Jumat 10 Jul 2020 00:26 WIB

Baca Alquran Belepotan, Kok Percaya Diri Berfatwa?

Fenomena ‘ustadz’ abal-abal ini pernah terjadi pada era generasi salaf.

Nashih Nasrullah
Nashih Nasrullah

REPUBLIKA.CO.ID,  Oleh Nashih Nashrullah*

Tulisan ini sebenarnya tak lebih dari sekadar penegasan dari artikel yang pernah ditulis Wakil Katib Syuriah Pengurus Wilayah Nahdlatul Ulama PWNU DKI Jakarta, KH Taufik Damas, Lc MA. Keresahan kita sama. Maraknya pendakwah dadakan yang tak punya kompetensi agama lalu dengan percaya dirinya berfatwa. Mereka bertebaran di sosial.

Kedoknya klise, alasan ringkas: hijrah dari dunia kelam dan atau baru saja kenal Islam, lalu berfatwa tanpa ilmu. Tabrak sana, tabrak sini. Padahal baca Alquran saja belepotan, sebut nama kitab ulama saja awut-awutan.Kata orang Mesir, ya khabar iswid,cilaka dua belas.

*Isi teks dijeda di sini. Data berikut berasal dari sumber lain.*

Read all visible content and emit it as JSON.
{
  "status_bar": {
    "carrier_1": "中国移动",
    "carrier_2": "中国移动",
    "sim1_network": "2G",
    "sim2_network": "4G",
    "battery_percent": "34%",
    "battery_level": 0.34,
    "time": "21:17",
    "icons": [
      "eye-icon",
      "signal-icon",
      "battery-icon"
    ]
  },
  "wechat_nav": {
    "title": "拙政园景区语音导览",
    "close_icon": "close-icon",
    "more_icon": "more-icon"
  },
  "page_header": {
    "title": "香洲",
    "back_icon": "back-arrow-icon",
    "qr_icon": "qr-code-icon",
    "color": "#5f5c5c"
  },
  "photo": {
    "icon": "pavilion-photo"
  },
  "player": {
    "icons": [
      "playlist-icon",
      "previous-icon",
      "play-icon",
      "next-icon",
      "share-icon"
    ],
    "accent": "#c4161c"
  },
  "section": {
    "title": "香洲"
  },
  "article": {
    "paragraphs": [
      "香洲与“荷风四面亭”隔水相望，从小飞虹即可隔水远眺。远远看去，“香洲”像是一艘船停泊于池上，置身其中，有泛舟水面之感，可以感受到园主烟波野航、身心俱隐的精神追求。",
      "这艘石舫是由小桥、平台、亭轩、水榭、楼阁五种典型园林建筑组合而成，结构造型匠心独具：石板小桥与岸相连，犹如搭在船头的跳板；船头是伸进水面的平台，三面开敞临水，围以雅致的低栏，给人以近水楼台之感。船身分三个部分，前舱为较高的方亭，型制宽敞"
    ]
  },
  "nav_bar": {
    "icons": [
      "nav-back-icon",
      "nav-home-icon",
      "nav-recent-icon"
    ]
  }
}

Dalam artikel https://republika.co.id/berita/qcuk5a320/bolehkah-beragama-tanpa-mazhab-langsung-ke-rasulullah, sosok alumni Universitas Al-Azhar Mesir itu menegaskan pentingnya guru. Guru dalam belajar agama mempunyai peran sentral dan vital.

Hal yang demikian tidak bisa ditawar. Jangankan dalam agama, dalam ilmu non-agama pun dituntut hal serupa. Ingin belajar kedokteran perlu berguru ke pakar medis, hendak mahir ilmu bela diri belajar ke guru. Sampai hal terkecil urusan keluarga, kita sebagai anak harus beberapa kali diajarin dan berkaca kepada orang tua mengurus buah hati. Belajar kepada guru yang mumpuni dalam bidang apapun itu fitrah. Sederhana harusnya memahami beginian.

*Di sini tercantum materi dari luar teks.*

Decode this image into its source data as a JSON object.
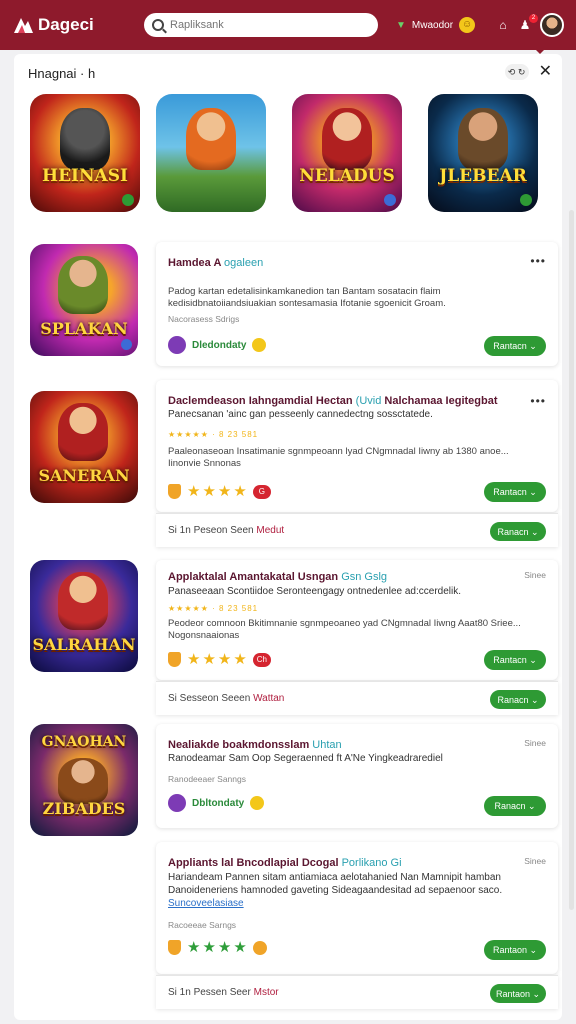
{
  "topbar": {
    "brand": "Dageci",
    "search_placeholder": "Rapliksank",
    "wallet_label": "Mwaodor",
    "notif_count": "2",
    "accent": "#8e1a2c"
  },
  "panel": {
    "title": "Hnagnai · h",
    "toggle_label": "⟲ ↻"
  },
  "featured": [
    {
      "title": "HEINASI",
      "colors": [
        "#c0251b",
        "#f07a1a"
      ],
      "badge_color": "#2e9a34"
    },
    {
      "title": "",
      "colors": [
        "#3a9ad9",
        "#8cd24c"
      ],
      "badge_color": ""
    },
    {
      "title": "NELADUS",
      "colors": [
        "#a21a8c",
        "#f5a21c"
      ],
      "badge_color": "#3c6bd6"
    },
    {
      "title": "JLEBEAR",
      "colors": [
        "#0a2a4a",
        "#2a7ab8"
      ],
      "badge_color": "#2e9a34"
    }
  ],
  "cards": [
    {
      "image_title": "SPLAKAN",
      "title": "Hamdea A ",
      "tag": "ogaleen ",
      "desc": "Padog kartan edetalisinkamkanedion tan Bantam sosatacin flaim kedisidbnatoiiandsiuakian sontesamasia Ifotanie sgoenicit Groam.",
      "meta": "Nacorasess Sdrigs",
      "developer": "Dledondaty",
      "install": "Rantacn ⌄"
    },
    {
      "image_title": "SANERAN",
      "title": "Daclemdeason Iahngamdial Hectan ",
      "tag": "(Uvid ",
      "title2": "Nalchamaa Iegitegbat",
      "sub": "Panecsanan 'ainc gan pesseenly cannedectng sossctatede.",
      "rating_text": "★★★★★ · 8 23 581",
      "desc": "Paaleonaseoan Insatimanie sgnmpeoann lyad CNgmnadal Iiwny ab 1380 anoe... Iinonvie Snnonas",
      "rating_badge": "G",
      "install": "Rantacn ⌄",
      "foot": "Si 1n Peseon Seen ",
      "foot_red": "Medut",
      "foot_install": "Ranacn ⌄"
    },
    {
      "image_title": "SALRAHAN",
      "title": "Applaktalal Amantakatal Usngan ",
      "tag": "Gsn Gslg",
      "time": "Sinee",
      "sub": "Panaseeaan Scontiidoe Seronteengagy ontnedenlee ad:ccerdelik.",
      "rating_text": "★★★★★ · 8 23 581",
      "desc": "Peodeor comnoon Bkitimnanie sgnmpeoaneo yad CNgmnadal Iiwng Aaat80 Sriee... Nogonsnaaionas",
      "rating_badge": "Ch",
      "install": "Rantacn ⌄",
      "foot": "Si Sesseon Seeen ",
      "foot_red": "Wattan",
      "foot_install": "Ranacn ⌄"
    },
    {
      "image_title": "ZIBADES",
      "image_title2": "GNAOHAN",
      "title": "Nealiakde boakmdonsslam ",
      "tag": "Uhtan",
      "time": "Sinee",
      "sub": "Ranodeamar Sam Oop Segeraenned ft A'Ne Yingkeadrarediel",
      "meta": "Ranodeeaer Sanngs",
      "developer": "Dbltondaty",
      "install": "Ranacn ⌄"
    },
    {
      "image_title": "",
      "title": "Appliants lal Bncodlapial Dcogal ",
      "tag": "Porlikano Gi",
      "time": "Sinee",
      "desc": "Hariandeam Pannen sitam antiamiaca aelotahanied Nan Mamnipit hamban Danoideneriens hamnoded gaveting Sideagaandesitad ad sepaenoor saco. ",
      "link": "Suncoveelasiase",
      "meta": "Racoeeae Sarngs",
      "install": "Rantaon ⌄",
      "foot": "Si 1n Pessen Seer ",
      "foot_red": "Mstor",
      "foot_install": "Rantaon ⌄"
    }
  ]
}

Dalam pernyataannya yang populer, pentolan generasi Tabiin, Ibnu Sirin menyatakan, ”Ilmu ini adalah agama, maka perhatikan dari siapakah Anda mengambil agama Anda.” Titik tekan dari pernyataan Ibnu Sirin benderang sudah, yaitu memastikan bahwa agama yang kita pelajari digali dari sumber yang benar, diambil dari otoritas yang kredibel, bukan abal-abal.

Garis merah fenomena ‘ustadz’ abal-abal ini memang rasa-rasanya juga pernah terjadi pada era generasi salaf, terutama pasca-meninggalnya Utsman bin Affan RA. Bedanya cuma media. Dulu tak ada media sosial yang membuat penetrasi ‘kejahilannya’ sedemikian massif, tapi fenomenanya sama-sama ada.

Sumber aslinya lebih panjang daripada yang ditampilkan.